Une association et des propriétaires ont demandé l'annulation d'un arrêté préfectoral approuvant le plan de prévention des risques naturels (PPRN) d'une commune, relatif aux risques littoraux et aux incendies de forêt.
La cour administrative d'appel de Bordeaux, dans un arrêt rendu le 24 septembre 2024, a jugé que le vice entachant l'arrêté avait été régularisé et a rejeté la requête.

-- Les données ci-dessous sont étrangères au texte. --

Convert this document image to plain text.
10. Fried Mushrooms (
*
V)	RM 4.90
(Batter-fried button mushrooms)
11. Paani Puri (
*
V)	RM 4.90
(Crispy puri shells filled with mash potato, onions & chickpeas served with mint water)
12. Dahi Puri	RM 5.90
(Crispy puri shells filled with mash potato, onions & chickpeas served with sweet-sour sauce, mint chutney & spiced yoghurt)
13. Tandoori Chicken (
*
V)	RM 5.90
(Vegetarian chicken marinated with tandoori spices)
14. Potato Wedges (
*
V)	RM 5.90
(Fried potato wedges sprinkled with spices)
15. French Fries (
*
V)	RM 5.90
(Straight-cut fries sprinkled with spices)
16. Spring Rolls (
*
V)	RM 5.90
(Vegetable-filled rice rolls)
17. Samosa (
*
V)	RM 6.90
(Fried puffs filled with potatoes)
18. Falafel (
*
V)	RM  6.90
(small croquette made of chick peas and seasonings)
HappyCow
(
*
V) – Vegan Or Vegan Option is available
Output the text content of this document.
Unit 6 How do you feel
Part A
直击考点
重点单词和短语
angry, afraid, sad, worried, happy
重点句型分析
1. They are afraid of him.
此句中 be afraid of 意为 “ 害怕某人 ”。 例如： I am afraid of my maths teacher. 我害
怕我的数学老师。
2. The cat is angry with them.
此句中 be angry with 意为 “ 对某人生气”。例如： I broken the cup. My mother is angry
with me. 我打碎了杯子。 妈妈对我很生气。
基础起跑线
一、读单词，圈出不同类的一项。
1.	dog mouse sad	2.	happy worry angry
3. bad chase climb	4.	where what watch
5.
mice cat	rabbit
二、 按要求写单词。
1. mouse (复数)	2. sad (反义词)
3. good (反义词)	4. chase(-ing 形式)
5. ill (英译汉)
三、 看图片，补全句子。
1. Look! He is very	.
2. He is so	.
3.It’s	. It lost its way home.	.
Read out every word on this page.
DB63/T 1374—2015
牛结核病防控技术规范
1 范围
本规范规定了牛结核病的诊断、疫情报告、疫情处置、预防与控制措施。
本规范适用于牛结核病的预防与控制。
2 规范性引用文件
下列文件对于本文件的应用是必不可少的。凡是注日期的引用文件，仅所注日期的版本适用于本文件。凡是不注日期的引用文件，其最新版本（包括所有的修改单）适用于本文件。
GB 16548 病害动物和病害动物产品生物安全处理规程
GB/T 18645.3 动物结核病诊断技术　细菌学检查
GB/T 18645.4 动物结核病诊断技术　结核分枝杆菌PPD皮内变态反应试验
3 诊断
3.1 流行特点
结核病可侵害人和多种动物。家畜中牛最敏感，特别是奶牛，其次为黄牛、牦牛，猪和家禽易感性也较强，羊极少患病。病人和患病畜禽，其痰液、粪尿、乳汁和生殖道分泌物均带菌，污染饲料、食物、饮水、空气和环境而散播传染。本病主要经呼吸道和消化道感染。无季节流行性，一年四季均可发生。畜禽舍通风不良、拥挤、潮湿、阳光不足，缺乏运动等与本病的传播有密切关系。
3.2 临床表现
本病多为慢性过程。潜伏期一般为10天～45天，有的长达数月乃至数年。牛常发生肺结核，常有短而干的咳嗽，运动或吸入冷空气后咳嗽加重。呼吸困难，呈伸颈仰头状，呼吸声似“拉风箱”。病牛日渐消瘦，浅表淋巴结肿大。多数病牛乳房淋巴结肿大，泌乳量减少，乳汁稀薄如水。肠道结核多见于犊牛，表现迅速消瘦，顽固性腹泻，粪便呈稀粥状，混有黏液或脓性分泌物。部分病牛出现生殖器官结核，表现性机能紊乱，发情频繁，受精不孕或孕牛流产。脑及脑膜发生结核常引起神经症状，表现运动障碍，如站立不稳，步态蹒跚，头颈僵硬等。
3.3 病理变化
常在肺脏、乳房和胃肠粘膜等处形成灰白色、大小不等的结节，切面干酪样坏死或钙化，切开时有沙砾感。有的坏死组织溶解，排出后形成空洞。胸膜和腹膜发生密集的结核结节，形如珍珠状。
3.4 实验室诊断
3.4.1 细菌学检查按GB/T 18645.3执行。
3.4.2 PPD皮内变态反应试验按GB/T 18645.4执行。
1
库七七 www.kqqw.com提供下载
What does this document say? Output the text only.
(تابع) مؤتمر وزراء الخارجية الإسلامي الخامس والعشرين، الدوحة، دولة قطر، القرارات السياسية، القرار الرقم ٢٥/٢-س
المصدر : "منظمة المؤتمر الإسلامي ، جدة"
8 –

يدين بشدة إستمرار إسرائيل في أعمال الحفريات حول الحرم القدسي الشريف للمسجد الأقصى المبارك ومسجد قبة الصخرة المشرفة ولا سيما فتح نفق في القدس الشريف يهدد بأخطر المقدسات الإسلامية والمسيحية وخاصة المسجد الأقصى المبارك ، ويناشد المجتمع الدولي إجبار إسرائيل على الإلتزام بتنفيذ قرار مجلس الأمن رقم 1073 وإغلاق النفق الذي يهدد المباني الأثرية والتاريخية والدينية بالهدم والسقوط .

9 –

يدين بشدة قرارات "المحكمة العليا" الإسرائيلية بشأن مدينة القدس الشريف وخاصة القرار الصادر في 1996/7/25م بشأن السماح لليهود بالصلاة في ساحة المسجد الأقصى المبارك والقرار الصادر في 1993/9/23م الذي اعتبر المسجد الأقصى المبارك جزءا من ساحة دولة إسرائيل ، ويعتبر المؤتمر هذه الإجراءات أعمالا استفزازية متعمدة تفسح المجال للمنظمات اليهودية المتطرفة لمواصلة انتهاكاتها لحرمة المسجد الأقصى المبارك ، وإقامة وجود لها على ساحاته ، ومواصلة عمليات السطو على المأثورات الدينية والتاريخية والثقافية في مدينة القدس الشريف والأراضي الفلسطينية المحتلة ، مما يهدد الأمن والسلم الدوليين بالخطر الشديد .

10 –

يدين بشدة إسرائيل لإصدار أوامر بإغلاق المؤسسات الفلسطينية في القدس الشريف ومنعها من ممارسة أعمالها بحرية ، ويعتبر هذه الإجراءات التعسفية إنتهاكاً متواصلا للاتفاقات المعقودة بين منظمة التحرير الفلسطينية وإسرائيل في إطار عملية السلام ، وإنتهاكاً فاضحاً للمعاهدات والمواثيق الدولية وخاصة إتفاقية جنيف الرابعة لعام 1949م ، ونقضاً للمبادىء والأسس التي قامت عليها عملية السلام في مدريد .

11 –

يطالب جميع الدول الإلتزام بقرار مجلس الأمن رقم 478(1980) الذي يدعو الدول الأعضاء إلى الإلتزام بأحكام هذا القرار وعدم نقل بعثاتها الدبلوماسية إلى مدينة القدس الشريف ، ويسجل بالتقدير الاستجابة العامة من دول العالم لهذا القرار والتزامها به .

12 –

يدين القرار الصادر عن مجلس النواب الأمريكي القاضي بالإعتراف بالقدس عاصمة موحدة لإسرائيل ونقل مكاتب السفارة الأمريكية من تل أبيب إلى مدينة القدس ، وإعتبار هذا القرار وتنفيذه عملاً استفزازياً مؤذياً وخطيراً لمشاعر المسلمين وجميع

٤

Le Conseil d'Etat, par un arrêt rendu le 7 mai 2026 (requête n° 499073), rejette le pourvoi.
En vertu de l'article L. 191-1 du code de l'environnement, le juge peut surseoir à statuer pour permettre la régularisation d'un vice affectant un plan ou programme.
Cette régularisation implique en principe une décision complémentaire, mais peut être admise sans nouvelle décision si les mesures prises n'influent pas sur le sens et la portée de l'acte initial et si l'autorité compétente manifeste sans équivoque sa volonté de le confirmer.
En l'espèce, une évaluation environnementale a été réalisée, suivie d'un avis de la mission régionale d'autorité environnementale, d'une réponse des services de l'Etat versée au dossier d'enquête publique et d'un avis favorable de la commissaire enquêtrice.
Les observations du préfet produites dans l'instruction contradictoire manifestaient sans équivoque sa volonté de confirmer l'approbation du plan, dont le contenu n'avait pas évolué.
Le Conseil d'Etat rejette le pourvoi.